Creato il 09 giugno 2013 da Albertocapece

214607512-0d65f1c7-fe91-4931-84e5-6d816cfe0b4aAnna Lombroso per il Simplicissimus

Una delle coazioni a ripetere più frustranti della nostra contemporaneità nazionale, consiste   nella costrizione che subiamo, ineluttabile e implacabile, a scegliere il meno peggio, non il meglio, nell’assoggettarci a maggioranze silenziose, che inducono a tapparsi il naso e votare dopo tanta Dc, le sue varie perversioni attuali, o le aberrazioni di quella che un tempo era la sua opposizione, nel consentire la retorica del voto inutile, della fatalità del conformismo e dell’unanimismo elettorale in funzione del contrasto alle tremende necessità, vere o nutrite artatamente.
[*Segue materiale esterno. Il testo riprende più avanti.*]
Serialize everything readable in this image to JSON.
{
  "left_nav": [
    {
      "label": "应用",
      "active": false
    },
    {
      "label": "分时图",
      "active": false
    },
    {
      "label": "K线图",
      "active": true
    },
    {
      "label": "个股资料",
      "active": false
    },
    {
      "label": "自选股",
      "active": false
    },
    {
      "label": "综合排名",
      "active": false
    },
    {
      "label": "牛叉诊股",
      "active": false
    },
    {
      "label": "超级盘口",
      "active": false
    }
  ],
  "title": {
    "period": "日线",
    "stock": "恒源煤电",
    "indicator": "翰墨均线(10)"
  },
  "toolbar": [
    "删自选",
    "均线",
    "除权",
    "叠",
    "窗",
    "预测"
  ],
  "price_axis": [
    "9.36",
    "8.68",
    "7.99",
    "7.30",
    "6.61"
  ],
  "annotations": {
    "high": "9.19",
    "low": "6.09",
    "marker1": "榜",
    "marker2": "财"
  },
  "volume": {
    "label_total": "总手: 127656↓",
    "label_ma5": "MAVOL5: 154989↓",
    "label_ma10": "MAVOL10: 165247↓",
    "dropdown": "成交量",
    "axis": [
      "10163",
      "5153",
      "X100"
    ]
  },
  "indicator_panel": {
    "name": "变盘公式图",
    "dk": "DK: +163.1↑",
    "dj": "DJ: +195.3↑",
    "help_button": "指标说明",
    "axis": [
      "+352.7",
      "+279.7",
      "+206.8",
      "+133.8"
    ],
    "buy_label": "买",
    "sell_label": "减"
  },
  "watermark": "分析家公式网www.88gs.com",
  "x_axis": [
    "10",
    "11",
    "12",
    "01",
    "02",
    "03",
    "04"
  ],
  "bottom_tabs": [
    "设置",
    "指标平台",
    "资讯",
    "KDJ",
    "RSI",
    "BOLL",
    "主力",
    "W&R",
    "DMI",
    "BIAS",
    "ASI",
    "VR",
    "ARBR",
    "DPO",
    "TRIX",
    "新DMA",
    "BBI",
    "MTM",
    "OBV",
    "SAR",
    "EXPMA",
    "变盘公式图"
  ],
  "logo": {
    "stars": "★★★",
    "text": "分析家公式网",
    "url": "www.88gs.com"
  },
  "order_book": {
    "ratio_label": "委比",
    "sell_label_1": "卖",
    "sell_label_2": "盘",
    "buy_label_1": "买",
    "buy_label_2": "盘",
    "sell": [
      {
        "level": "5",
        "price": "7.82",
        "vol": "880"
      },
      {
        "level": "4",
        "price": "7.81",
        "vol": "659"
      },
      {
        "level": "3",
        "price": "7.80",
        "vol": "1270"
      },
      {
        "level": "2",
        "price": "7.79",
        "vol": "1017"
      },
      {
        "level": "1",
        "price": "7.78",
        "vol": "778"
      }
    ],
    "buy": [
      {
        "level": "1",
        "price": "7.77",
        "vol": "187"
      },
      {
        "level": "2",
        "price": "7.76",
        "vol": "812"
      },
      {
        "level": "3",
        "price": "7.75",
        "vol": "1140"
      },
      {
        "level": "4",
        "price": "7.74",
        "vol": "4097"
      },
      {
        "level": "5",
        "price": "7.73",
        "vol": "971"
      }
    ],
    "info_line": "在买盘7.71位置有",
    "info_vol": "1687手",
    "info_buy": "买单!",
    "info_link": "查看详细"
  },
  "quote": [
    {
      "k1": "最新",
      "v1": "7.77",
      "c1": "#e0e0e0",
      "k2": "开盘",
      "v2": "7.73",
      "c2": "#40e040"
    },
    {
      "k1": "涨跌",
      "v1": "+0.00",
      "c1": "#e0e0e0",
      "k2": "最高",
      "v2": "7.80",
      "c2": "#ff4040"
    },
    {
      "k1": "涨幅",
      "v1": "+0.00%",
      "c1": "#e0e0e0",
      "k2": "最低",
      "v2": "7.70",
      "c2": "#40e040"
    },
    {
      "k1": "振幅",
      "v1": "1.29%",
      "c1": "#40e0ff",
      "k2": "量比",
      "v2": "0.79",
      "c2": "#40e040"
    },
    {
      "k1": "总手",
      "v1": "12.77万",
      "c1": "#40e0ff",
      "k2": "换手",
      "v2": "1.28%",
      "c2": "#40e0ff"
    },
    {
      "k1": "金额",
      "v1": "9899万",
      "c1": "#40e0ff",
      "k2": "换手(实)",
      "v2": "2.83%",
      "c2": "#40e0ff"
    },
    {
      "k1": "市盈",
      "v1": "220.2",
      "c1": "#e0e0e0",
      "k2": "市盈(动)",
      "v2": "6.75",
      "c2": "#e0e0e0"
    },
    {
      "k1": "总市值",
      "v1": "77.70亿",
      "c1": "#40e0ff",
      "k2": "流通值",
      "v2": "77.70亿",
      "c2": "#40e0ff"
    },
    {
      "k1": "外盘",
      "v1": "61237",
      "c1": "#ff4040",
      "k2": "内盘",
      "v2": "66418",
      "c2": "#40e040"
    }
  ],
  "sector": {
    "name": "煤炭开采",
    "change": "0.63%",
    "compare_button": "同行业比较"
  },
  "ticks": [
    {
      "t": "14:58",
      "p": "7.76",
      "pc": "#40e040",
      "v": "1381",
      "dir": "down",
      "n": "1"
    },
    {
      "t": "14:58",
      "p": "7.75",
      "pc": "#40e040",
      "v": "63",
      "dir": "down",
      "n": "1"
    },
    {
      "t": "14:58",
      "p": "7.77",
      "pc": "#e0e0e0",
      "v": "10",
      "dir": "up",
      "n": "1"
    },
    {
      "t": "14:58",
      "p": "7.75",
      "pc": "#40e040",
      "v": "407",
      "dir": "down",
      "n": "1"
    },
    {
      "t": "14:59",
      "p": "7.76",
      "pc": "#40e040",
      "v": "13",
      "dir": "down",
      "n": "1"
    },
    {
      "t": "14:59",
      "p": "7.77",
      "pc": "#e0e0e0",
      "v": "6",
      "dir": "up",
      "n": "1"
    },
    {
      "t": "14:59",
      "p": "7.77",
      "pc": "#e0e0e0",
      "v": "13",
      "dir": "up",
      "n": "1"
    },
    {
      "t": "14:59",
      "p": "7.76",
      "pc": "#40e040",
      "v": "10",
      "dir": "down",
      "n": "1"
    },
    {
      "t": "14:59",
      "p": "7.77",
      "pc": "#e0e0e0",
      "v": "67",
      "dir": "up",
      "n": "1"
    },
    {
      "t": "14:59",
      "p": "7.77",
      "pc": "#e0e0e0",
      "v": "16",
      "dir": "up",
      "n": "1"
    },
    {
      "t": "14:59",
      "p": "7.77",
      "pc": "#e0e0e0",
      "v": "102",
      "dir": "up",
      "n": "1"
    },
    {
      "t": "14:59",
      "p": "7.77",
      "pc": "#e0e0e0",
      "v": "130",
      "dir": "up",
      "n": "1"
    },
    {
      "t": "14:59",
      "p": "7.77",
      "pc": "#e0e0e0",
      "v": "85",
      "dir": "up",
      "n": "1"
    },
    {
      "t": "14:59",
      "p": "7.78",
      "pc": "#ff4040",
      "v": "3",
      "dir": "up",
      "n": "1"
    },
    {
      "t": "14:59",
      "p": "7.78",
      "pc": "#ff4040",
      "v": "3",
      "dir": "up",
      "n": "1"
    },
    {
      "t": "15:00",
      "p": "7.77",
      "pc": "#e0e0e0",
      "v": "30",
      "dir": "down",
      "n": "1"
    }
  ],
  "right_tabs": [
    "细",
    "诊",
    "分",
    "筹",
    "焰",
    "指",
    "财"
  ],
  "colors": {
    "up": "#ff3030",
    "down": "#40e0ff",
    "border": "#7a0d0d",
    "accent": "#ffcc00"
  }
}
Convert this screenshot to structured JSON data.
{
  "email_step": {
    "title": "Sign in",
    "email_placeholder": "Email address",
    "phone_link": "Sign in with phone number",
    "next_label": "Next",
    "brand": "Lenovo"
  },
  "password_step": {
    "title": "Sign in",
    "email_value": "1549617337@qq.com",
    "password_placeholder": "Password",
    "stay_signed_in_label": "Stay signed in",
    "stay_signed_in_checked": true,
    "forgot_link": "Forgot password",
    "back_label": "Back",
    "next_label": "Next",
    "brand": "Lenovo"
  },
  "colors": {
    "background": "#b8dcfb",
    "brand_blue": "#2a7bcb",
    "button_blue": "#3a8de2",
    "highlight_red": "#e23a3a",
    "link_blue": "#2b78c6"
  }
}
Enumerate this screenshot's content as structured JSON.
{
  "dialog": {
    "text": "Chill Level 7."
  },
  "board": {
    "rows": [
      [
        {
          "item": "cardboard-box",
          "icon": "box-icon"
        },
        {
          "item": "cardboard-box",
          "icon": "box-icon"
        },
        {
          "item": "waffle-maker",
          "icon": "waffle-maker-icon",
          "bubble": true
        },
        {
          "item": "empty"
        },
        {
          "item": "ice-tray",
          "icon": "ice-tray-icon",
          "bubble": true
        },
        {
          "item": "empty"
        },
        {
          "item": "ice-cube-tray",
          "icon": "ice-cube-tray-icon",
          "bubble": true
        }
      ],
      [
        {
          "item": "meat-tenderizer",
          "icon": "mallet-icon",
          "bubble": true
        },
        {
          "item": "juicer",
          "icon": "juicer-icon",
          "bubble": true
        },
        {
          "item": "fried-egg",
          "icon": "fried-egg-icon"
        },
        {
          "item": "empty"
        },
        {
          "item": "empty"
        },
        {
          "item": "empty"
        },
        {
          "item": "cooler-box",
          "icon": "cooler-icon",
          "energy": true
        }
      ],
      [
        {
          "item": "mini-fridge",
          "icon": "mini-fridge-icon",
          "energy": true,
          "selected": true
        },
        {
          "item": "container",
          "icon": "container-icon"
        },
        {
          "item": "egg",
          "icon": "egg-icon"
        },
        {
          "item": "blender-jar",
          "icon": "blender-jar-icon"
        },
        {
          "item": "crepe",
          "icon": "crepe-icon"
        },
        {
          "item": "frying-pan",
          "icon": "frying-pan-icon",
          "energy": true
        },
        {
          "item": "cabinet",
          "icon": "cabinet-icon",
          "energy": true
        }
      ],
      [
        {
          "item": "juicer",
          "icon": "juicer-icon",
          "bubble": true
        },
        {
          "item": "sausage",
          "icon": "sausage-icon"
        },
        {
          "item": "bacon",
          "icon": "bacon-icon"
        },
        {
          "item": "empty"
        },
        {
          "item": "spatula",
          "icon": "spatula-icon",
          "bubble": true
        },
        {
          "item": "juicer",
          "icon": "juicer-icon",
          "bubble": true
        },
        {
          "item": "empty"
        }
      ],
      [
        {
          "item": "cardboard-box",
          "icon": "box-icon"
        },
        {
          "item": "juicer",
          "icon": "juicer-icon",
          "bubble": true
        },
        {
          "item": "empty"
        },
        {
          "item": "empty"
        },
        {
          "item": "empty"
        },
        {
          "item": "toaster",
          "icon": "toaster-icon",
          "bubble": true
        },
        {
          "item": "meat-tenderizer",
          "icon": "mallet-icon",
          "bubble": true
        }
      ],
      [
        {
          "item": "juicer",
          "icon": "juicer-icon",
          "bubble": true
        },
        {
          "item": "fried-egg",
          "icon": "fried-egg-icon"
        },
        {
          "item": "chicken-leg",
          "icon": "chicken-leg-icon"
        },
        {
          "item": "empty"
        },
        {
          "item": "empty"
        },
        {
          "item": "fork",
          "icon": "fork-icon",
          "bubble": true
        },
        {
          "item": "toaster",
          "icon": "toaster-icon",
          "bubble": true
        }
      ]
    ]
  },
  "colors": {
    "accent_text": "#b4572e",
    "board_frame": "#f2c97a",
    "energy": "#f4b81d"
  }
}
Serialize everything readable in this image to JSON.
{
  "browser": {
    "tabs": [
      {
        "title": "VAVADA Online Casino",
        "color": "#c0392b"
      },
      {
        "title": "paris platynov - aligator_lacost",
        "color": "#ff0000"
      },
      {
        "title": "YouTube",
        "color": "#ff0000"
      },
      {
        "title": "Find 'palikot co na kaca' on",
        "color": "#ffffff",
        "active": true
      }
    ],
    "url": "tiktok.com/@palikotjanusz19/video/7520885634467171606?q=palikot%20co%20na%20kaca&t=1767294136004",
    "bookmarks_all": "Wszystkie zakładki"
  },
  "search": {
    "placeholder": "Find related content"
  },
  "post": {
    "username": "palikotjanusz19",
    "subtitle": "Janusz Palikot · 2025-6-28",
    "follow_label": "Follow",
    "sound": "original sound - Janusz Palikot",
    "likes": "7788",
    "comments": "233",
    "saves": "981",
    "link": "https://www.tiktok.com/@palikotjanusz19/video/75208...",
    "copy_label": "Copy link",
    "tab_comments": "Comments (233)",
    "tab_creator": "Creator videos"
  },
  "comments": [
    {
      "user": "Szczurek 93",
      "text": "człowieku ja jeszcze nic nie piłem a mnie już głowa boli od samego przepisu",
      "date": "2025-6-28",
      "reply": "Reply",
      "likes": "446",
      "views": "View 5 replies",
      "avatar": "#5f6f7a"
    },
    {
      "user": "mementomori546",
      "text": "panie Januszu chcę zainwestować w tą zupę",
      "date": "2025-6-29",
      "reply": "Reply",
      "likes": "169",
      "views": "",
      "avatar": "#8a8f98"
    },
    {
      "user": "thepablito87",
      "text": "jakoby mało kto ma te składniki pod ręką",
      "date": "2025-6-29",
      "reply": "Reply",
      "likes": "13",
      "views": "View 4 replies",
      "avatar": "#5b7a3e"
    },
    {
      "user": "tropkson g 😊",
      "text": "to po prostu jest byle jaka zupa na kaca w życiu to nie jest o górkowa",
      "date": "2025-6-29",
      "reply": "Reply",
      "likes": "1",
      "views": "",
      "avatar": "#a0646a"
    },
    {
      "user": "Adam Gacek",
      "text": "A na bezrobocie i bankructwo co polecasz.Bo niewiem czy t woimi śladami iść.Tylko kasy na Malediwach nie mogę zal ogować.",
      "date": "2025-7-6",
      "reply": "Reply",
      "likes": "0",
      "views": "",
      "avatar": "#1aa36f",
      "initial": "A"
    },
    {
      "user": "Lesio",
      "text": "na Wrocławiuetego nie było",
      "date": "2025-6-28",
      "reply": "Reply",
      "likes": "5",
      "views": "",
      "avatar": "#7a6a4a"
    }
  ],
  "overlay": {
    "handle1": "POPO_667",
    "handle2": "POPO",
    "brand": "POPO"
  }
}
Eppure perfino quel percorso è arduo, solo apparentemente “vince facile” Marino su Alemanno ed infatti la vittoria non è affatto sicura. E non soltanto perché a volte sarebbe ora di applicare la formula brechtiana, secondo la quale viene l’ora di sciogliere il popolo. E il popolo romano per necessità, per il perpetuarsi di condizioni di devianti contiguità con il potere, per un difficile configurarsi identitario di cittadinanza – l’urbe è un posto di arrivi e immigrazioni le più varie –, e, anche se ci sta stretto, si è accomodato in una nicchia di licenze, condoni, arbitrarietà, doppi lavori, familismi e clientelismi,   affini storicamente al patrimonio “ideale”,  alla fenomenologia, all’indole affaristica e becera della destra, quella dei costruttori “magnaccia”, dei boiardi a mezzo servizio tra stato e privato, ma negli anni poi mutuata festosamente dal centro sinistra.

Ma anche perché il “meno peggio” si è svelato già troppe volte nella sua miserabile affiliazione a poteri che rifiutano l’interesse generale a beneficio  di quello personale e privato, che avviliscono e svendono beni comuni,   bisogni e aspettative collettive.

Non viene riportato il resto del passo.